In the formula, x is the node of the next path of the ant colony, an fitness function is selected to calculate individual fitness, the method takes the minimum mean square error of a learning sample as the fitness function, a fitness value is calculated according to the formula (1), whether the requirement of the current optimal solution is met or not is judged, if yes, the step 4 is carried out, otherwise, the step 2 is carried out,

step 4.4: taking the optimizing result of the ant colony algorithm in the last step as the parameter of the BP neural network, training the neural network, and calculating the error e, wherein the error e is

e _q ＝O _q -Y _q

Wherein O is _q Is the expected value; y is Y _q Is a predicted value; q is the number of neurons, q=1, 2, …, n;

step 4.5: updating the weight, the threshold, the number of hidden layer nodes and the number of hidden layer nodes of the BP neural network according to the result of the step 4.4, judging whether the requirement is met, if yes, ending the algorithm, and outputting the optimal weight, the threshold, the number of hidden layer nodes and the number of hidden layer nodes; otherwise, go to step 4.3.

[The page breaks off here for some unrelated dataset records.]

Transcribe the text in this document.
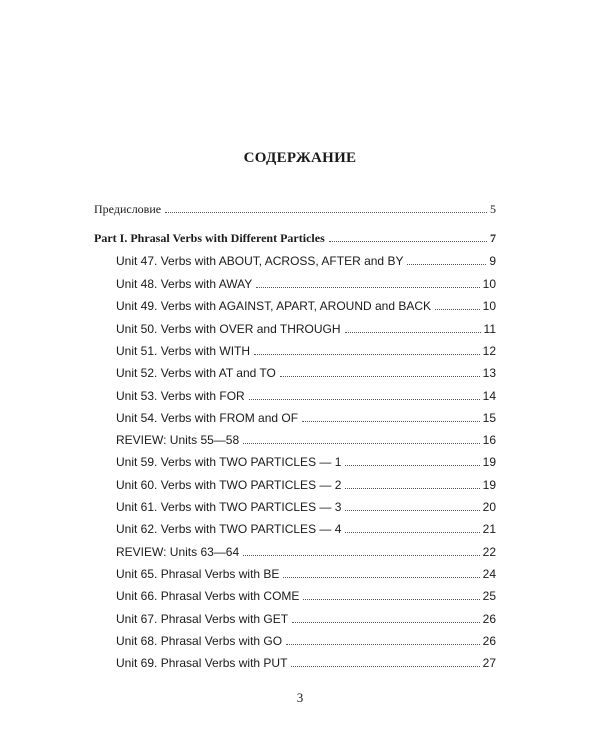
СОДЕРЖАНИЕ
Предисловие	5
Part I. Phrasal Verbs with Different Particles	7
Unit 47. Verbs with ABOUT, ACROSS, AFTER and BY	9
Unit 48. Verbs with AWAY	10
Unit 49. Verbs with AGAINST, APART, AROUND and BACK	10
Unit 50. Verbs with OVER and THROUGH	11
Unit 51. Verbs with WITH	12
Unit 52. Verbs with AT and TO	13
Unit 53. Verbs with FOR	14
Unit 54. Verbs with FROM and OF	15
REVIEW: Units 55—58	16
Unit 59. Verbs with TWO PARTICLES — 1	19
Unit 60. Verbs with TWO PARTICLES — 2	19
Unit 61. Verbs with TWO PARTICLES — 3	20
Unit 62. Verbs with TWO PARTICLES — 4	21
REVIEW: Units 63—64	22
Unit 65. Phrasal Verbs with BE	24
Unit 66. Phrasal Verbs with COME	25
Unit 67. Phrasal Verbs with GET	26
Unit 68. Phrasal Verbs with GO	26
Unit 69. Phrasal Verbs with PUT	27
3
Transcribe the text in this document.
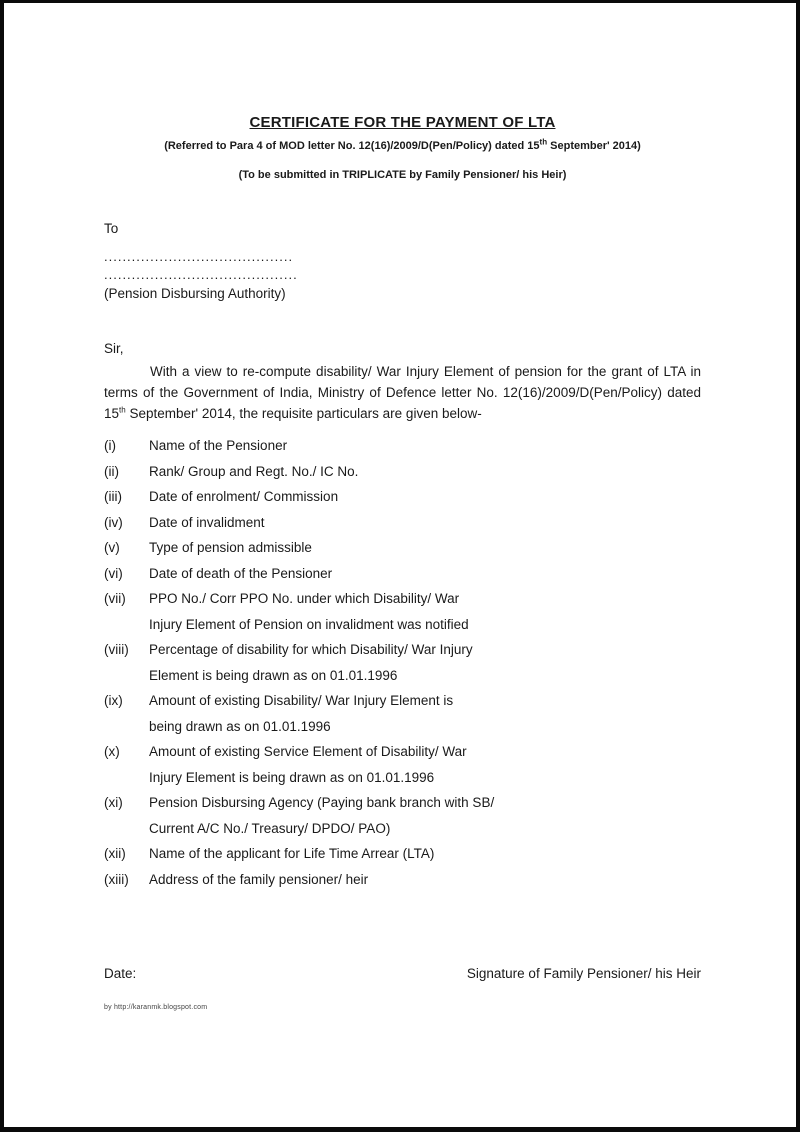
CERTIFICATE FOR THE PAYMENT OF LTA
(Referred to Para 4 of MOD letter No. 12(16)/2009/D(Pen/Policy) dated 15th September' 2014)
(To be submitted in TRIPLICATE by Family Pensioner/ his Heir)
To
.........................................
..........................................
(Pension Disbursing Authority)
Sir,

With a view to re-compute disability/ War Injury Element of pension for the grant of LTA in terms of the Government of India, Ministry of Defence letter No. 12(16)/2009/D(Pen/Policy) dated 15th September' 2014, the requisite particulars are given below-

(i)	Name of the Pensioner
(ii)	Rank/ Group and Regt. No./ IC No.
(iii)	Date of enrolment/ Commission
(iv)	Date of invalidment
(v)	Type of pension admissible
(vi)	Date of death of the Pensioner
(vii)	PPO No./ Corr PPO No. under which Disability/ War
Injury Element of Pension on invalidment was notified
(viii)	Percentage of disability for which Disability/ War Injury
Element is being drawn as on 01.01.1996
(ix)	Amount of existing Disability/ War Injury Element is
being drawn as on 01.01.1996
(x)	Amount of existing Service Element of Disability/ War
Injury Element is being drawn as on 01.01.1996
(xi)	Pension Disbursing Agency (Paying bank branch with SB/
Current A/C No./ Treasury/ DPDO/ PAO)
(xii)	Name of the applicant for Life Time Arrear (LTA)
(xiii)	Address of the family pensioner/ heir
Date:	Signature of Family Pensioner/ his Heir
by http://karanmk.blogspot.com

5. The photovoltaic output day-ahead prediction method based on K-means mean clustering and BP neural network optimization is characterized by comprising the following steps of: in the step 5, the step of inputting the first seventy percent of each similar day data set as training set data into the prediction model to train the neural network and save the model with the highest prediction precision is specifically as follows:

6. The photovoltaic output day-ahead prediction method based on K-means mean clustering and BP neural network optimization is characterized by comprising the following steps of: in the step 6, the type of the similar day of the day to be predicted is judged according to the predicted weather, and the historical meteorological data before the day in the similar day data set are input into the model with the highest photovoltaic output prediction precision to obtain the photovoltaic output prediction data of the predicted day, and the steps are specifically as follows:

step 6.1: obtaining weather information of a day to be predicted through weather forecast, calculating Euclidean distance between the weather information to be predicted and the clustering center obtained in the step 3, and judging the similar day type of the day to be predicted;

and 6.2, inputting weather factors of similar days closest to the predicted day into corresponding prediction models to obtain a predicted result before the photovoltaic output day.